Firsts can be scary. The first time you walk (don’t remember that). The first time you drive (went to La Señorita for my birthday dinner, and I was probably more excited than scared). The first time you go oversees for five months to live in England (one word: EPIC). And the first time* you shoot an interview that you know will go on-air so it’s a one-shot kind of deal (that’s a bit nerve-wracking).
Now, the moment of truth is not when you push the record button nor when you stop it. It’s not even when you get up and shake your interviewee’s hand while he tells you about living in Alaska for a summer (Ray Severy, Meridian Township Director of Public Works and Engineering, has been everywhere I found out). No, it’s that moment when you import your footage into Final Cut Pro X, nearly letting out an audible sigh of relief when it not only works, but looks good.
Sure, b-roll is easy. I go out, shoot a few signs and streets and cars, maybe even a biker or two. I can get a bunch of footage and then mix it all up, making it looking brilliant (hopefully). But an interview is another story.
I have learned I need to get it right. I have to be careful and critique my own work, but I also have to be conscientious of my interviewee’s schedule.
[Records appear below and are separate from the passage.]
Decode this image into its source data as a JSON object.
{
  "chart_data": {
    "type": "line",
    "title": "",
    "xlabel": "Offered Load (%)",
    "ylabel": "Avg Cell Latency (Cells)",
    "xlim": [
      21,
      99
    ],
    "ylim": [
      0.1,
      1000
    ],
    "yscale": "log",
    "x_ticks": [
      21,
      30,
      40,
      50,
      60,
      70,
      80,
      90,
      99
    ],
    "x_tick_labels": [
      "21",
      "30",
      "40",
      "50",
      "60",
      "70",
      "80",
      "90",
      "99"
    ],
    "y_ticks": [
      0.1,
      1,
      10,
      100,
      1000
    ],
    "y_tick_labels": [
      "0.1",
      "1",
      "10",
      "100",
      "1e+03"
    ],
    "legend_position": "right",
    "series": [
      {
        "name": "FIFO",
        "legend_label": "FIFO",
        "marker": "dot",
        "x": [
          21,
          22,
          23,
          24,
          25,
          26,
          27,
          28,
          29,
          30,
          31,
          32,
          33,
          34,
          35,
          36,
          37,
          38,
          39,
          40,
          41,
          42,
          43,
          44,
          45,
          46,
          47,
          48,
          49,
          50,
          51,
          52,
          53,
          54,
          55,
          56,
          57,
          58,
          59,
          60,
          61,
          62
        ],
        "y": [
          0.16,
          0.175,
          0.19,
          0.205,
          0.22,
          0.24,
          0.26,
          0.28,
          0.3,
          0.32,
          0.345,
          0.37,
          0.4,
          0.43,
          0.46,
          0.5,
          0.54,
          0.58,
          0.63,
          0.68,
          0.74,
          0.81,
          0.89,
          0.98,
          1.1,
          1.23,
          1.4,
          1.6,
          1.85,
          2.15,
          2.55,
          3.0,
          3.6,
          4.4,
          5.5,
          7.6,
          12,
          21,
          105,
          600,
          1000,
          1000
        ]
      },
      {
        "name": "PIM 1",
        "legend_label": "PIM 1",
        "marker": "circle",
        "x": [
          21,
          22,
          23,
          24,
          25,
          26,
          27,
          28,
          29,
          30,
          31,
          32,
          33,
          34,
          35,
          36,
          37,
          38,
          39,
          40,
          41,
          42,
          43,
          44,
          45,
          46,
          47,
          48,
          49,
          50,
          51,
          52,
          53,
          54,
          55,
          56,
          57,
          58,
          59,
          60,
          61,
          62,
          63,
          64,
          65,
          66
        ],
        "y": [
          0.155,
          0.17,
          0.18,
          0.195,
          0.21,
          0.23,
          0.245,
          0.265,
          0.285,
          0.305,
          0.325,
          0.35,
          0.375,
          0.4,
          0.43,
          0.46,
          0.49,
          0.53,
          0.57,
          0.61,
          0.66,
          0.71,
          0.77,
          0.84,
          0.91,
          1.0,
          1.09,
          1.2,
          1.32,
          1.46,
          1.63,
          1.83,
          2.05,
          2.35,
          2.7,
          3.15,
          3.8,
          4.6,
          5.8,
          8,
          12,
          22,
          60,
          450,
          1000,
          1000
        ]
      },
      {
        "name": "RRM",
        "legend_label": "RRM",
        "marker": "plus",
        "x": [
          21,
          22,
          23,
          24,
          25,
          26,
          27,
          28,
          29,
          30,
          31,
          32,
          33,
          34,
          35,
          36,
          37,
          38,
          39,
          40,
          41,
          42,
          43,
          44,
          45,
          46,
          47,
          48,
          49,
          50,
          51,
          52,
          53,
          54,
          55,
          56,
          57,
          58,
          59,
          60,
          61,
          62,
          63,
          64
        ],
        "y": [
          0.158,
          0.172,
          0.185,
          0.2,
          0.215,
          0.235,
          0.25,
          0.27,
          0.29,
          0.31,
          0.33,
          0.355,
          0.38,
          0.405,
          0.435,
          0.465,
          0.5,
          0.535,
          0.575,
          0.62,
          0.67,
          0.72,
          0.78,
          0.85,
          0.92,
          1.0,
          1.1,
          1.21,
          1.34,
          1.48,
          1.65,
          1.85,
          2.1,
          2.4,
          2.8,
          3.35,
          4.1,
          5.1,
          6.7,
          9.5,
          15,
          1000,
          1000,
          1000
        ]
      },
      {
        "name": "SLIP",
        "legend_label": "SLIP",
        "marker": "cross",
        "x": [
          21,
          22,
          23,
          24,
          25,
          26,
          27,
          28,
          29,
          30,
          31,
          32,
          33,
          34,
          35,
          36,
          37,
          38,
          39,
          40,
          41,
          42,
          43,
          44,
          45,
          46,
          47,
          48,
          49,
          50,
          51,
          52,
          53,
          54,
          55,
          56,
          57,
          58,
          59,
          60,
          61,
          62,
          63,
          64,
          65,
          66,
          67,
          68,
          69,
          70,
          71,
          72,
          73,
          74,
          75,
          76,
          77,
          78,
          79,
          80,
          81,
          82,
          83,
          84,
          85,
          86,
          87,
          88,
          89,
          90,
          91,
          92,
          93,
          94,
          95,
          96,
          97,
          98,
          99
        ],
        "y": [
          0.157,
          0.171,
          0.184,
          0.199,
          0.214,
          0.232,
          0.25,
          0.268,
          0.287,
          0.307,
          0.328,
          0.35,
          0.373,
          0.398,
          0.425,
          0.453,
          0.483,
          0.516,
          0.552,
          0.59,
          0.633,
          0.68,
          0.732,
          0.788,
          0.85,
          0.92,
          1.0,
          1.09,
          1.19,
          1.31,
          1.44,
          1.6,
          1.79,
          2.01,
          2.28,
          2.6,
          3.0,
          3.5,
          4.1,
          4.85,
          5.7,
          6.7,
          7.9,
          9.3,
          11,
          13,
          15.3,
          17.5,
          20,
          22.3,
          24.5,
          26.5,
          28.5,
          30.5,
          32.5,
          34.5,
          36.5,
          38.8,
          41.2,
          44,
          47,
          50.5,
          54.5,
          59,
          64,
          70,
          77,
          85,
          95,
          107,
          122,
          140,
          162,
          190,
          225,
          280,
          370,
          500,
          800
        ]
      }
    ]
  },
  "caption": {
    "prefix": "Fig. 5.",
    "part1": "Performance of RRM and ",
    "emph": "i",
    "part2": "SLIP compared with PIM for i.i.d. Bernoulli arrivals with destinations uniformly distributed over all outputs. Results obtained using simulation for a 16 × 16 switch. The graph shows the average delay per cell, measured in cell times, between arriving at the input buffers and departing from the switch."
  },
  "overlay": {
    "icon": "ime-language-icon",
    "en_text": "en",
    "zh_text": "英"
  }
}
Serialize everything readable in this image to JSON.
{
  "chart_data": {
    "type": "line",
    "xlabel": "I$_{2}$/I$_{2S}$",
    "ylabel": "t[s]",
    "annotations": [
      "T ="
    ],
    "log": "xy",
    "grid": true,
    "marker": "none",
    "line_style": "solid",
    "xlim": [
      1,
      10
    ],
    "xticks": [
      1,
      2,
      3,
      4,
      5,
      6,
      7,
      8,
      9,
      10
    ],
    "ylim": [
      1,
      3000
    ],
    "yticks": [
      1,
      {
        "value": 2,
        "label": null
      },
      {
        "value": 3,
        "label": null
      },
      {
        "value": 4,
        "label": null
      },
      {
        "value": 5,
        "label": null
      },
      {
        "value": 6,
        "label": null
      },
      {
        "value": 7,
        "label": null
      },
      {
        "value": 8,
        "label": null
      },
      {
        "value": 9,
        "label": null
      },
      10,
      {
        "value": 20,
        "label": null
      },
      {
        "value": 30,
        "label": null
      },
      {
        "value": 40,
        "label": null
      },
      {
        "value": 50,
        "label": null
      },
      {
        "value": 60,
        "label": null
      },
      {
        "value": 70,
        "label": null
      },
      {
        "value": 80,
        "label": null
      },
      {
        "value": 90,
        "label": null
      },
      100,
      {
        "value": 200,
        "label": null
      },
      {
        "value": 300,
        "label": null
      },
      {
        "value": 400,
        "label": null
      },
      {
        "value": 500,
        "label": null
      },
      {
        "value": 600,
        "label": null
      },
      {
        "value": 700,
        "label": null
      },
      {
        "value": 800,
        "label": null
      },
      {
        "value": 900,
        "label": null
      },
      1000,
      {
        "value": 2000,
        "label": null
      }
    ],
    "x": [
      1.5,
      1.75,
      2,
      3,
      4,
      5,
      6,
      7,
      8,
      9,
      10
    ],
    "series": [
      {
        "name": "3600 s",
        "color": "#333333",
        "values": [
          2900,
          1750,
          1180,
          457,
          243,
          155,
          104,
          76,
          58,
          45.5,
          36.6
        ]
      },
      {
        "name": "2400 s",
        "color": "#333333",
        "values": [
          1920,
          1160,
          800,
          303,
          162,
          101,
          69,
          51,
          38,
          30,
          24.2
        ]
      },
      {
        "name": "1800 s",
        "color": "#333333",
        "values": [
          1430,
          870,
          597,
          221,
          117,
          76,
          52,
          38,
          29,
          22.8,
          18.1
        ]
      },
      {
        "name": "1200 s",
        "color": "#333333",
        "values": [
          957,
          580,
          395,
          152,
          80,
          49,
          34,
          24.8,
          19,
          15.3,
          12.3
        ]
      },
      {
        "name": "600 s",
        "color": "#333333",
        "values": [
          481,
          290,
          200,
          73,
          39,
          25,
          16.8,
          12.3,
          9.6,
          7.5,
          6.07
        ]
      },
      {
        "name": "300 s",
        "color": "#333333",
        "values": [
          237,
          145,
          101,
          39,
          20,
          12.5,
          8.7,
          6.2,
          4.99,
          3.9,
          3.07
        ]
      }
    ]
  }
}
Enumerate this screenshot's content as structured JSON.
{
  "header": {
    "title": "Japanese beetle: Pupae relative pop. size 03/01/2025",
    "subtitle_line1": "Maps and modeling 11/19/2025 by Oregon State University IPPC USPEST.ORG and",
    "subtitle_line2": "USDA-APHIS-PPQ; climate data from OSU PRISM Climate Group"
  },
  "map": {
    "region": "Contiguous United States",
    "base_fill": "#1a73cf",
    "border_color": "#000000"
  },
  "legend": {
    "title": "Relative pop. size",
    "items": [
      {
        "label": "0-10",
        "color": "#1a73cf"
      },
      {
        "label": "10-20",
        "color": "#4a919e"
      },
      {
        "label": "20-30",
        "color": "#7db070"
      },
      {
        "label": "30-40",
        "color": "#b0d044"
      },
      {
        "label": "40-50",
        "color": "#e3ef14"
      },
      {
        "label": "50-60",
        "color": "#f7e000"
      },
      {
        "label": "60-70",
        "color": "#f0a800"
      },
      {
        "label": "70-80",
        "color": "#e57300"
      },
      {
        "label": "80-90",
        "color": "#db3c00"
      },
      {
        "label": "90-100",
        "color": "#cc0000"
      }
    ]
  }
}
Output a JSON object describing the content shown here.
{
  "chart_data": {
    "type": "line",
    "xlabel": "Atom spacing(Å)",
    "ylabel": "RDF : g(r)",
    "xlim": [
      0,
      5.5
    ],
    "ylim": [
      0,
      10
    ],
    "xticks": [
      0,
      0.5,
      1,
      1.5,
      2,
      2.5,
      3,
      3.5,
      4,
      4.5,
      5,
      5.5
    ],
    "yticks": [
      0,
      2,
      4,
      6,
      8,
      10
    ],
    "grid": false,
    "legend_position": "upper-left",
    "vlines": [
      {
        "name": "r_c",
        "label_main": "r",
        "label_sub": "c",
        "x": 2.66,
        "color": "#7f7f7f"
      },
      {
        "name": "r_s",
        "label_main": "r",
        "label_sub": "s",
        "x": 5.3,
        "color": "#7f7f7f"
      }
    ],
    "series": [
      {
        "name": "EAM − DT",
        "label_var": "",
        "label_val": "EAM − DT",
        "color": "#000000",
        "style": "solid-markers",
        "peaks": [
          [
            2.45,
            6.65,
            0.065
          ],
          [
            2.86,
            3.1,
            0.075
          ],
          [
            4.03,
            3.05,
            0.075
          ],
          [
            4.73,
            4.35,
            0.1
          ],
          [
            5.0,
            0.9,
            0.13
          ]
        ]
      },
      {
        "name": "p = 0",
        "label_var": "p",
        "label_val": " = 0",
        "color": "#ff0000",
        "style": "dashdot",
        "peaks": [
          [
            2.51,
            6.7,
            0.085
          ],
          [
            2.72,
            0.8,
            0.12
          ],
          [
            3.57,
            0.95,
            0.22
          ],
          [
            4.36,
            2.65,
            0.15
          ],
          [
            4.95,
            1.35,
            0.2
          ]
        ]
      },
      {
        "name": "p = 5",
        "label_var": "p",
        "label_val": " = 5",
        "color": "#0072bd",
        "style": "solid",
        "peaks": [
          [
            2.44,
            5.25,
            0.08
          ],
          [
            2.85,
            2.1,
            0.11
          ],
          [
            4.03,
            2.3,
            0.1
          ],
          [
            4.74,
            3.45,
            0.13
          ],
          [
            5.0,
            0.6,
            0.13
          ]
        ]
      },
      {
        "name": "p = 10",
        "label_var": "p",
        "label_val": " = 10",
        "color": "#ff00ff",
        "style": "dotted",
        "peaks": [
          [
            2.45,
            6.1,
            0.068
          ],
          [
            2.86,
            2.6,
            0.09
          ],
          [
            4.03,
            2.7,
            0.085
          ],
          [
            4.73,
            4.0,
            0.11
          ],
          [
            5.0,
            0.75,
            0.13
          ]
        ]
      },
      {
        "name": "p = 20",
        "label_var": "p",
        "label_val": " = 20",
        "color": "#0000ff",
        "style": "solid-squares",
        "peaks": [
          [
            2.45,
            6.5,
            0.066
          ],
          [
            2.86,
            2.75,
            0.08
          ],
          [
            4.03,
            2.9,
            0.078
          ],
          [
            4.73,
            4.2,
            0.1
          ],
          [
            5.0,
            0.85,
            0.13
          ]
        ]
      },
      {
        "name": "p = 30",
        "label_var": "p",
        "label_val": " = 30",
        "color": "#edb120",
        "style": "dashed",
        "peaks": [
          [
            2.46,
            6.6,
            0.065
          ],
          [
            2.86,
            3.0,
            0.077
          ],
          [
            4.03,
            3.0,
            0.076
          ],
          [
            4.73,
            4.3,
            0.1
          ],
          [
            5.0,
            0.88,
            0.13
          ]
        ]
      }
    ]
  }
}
I have to set up the camera, lighting, mic, and make sure everything not only works, but gives off a vibe of “Yeah, I know what I’m doing,” and “Yes, this does look that good.” It’s a delicate balance most assuredly, but I know I’ll get the hang of it.
Ray’s interview went quite well. I learned a lot, got a great SOT (basically, an interview clip) out of it, and the video doesn’t look too shabby. However, there’s always room for improvement, as well as a nice metaphor: I’m like Alaska as it is transitioning from winter to summer. Over time, it is illuminated more and more each day as summer approaches, shedding light on everything that had remained hidden before.
As the days go by at HOMTV, my skills and talents are slowly being brought into the light, becoming more and more defined as who I am is illuminated by the coming summer sun. One day, I know I’ll be that person who not only produces amazing stories and films, but when I walk in the room, people will see me in a clear light and say, “Look. She’s someone who knows what their doing.”
*Confession: the interview for my story about the Okemos streetlights with Ray was not the first for HOMTV; however, 1) it was still a bit terrifying and 2) if we acknowledge that truth, I wouldn’t have something to blog about. So, please ignore this side note completely.